Uji KIR Mati Hingga Pintu Darurat Terhalang, Ramp Check di Terminal Batu Masih Temukan Bus Tak Laik Jalan

03 - Feb - 2026, 02:43

Uji kelaikan dilakukan petugas gabungan di Terminal Kota Batu dalam Operasi Keselamatan Semeru 2026.(Foto: Dokumen Polres Batu)

JATIMTIMES – Operasi Keselamatan Semeru 2026 tengah digalakkan petugas gabungan di Kota Batu. Dalam prosesnya termasuk melakukan uji kelaikan (Ramp Check) kendaraan umum. Hasilnya, di Terminal Batu, Selasa (3/2/2026), petugas gabungan masih menemukan sejumlah pelanggaran fatal yang berpotensi mengancam nyawa penumpang di jalan raya.

Kegiatan yang dipimpin langsung oleh Kasat Lantas Polres Batu, AKP Kevin Ibrahim, mengungkap bahwa dari armada yang diperiksa, tidak semuanya dalam kondisi prima. Hasil pemeriksaan terhadap 10 bus pariwisata, 2 micro bus, dan 5 angkutan barang memberikan catatan merah bagi dunia transportasi publik di Kota Wisata ini.

Baca Juga : Wajah Trotoar Baru di Kota Batu Tercederai Kabel Semrawut, Bikin Pejalan Kaki Was-was

Petugas mendapati adanya armada yang tetap beroperasi meskipun dokumen vitalnya telah kedaluwarsa. Tercatat, sebanyak 5 unit bus terpaksa dikenakan tindakan tilang akibat pelanggaran teknis dan administrasi yang berat. Selain itu, temuan pada angkutan barang lebih mengejutkan; mulai dari uji KIR yang mati, kartu pengawasan (KPS) yang tidak aktif, hingga praktik overseat atau kelebihan muatan.

"Keselamatan penumpang menjadi prioritas utama. Setiap pelanggaran yang berpotensi membahayakan, terutama masalah teknis dan dokumen kendaraan yang mati, akan kami tindak tegas sesuai aturan," ujar Kevin Ibrahim di sela-sela pengecekan di Terminal Batu.

Salah satu temuan yang paling disoroti adalah adanya pintu darurat bus yang terhalang. Hal ini dianggap sangat berbahaya karena dalam kondisi darurat, akses penyelamatan diri bagi penumpang bisa terhambat. Tak hanya fisik kendaraan, tim gabungan dari Dinkes dan BNN Kota Batu juga melakukan pemeriksaan kesehatan serta tes urine kepada para sopir guna memastikan tidak ada faktor kelalaian manusia (human error) akibat pengaruh obat-obatan terlarang.

"Bahwa kepatuhan pengusaha angkutan terhadap standar manajemen keselamatan masih belum menyeluruh," tutur Kevin.

Dikatakannya, langkah preventif yang dilakukan dengan Ramp Check ini sebagai respon atas kompleksnya permasalahan lalu lintas di Jawa Timur yang seringkali berujung pada kecelakaan fatal akibat kendaraan yang tidak laik jalan.

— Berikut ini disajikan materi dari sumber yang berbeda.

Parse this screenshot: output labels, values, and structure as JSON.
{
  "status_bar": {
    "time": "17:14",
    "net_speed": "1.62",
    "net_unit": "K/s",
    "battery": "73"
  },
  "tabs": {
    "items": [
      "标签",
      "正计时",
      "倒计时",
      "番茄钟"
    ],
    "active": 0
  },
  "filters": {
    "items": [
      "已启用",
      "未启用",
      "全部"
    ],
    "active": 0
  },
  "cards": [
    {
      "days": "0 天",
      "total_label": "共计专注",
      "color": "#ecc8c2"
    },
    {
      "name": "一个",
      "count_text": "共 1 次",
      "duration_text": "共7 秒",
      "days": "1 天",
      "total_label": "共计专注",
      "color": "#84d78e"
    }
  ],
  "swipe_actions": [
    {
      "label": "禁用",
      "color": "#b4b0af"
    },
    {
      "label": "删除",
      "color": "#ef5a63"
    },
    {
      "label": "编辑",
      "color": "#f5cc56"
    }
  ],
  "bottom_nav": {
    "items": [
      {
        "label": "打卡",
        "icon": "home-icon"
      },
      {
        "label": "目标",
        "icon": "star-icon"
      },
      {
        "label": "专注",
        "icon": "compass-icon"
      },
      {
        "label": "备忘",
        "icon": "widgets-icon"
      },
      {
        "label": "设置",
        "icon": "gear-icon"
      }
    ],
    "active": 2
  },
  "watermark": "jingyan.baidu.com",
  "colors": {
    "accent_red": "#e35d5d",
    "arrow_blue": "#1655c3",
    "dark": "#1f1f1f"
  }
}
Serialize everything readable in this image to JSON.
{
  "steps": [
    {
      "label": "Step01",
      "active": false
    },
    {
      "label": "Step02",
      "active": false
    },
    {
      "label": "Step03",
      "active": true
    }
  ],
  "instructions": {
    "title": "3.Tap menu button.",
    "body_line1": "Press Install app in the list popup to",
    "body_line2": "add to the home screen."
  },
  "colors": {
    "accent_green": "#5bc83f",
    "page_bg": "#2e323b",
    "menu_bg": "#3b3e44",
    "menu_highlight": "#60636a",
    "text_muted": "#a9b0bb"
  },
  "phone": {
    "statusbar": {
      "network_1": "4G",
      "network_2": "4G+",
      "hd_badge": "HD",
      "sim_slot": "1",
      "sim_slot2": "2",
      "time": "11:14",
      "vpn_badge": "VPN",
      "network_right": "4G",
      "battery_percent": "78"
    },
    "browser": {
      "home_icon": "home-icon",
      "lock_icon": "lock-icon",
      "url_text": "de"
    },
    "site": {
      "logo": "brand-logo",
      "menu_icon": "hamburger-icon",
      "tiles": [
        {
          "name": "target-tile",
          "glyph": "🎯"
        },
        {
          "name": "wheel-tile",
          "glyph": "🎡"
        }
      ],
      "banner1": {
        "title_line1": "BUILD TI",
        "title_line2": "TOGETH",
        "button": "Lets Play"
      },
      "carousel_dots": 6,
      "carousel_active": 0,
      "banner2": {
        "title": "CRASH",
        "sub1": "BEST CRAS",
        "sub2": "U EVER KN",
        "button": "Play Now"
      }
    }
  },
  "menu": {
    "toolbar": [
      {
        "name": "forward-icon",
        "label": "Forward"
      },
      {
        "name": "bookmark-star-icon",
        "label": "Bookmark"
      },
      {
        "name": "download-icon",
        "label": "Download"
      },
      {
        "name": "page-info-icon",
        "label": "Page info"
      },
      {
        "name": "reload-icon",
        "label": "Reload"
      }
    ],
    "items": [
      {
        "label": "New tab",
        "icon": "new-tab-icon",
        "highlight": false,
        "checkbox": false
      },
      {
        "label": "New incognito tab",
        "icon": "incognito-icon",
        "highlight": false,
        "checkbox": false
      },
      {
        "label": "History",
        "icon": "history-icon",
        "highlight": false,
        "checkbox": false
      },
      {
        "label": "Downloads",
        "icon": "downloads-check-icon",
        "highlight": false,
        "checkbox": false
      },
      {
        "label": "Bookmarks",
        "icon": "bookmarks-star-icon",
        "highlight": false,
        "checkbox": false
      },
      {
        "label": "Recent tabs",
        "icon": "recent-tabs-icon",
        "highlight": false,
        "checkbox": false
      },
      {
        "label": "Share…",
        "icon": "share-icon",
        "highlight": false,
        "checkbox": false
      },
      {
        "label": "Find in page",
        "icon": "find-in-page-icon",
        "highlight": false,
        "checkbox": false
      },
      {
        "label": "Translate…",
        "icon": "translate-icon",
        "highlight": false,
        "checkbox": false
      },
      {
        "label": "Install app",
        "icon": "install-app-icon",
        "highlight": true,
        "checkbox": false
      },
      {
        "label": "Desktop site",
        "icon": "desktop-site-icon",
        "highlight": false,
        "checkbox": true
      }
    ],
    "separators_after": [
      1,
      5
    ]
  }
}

Baca Juga : Respon Dinamika Kampus, Civitas Akademika Unikama Sampaikan Pernyataan Sikap Resmi

Melalui Ramp Check terpadu, kata Kevin, Polres Batu menagih komitmen para pengemudi dan pemilik armada untuk tidak hanya mengejar setoran, tetapi juga mengutamakan kelaikan teknis. Operasi ini menjadi langkah awal menertibkan angkutan bermasalah sebelum puncak mobilitas masyarakat pada masa mudik lebaran mendatang.

"Kami menemukan kendaraan yang KPS-nya mati hingga uji KIR-nya sudah tidak berlaku. Ini adalah bentuk kelalaian yang tidak bisa ditoleransi karena menyangkut keselamatan orang banyak," tambahnya.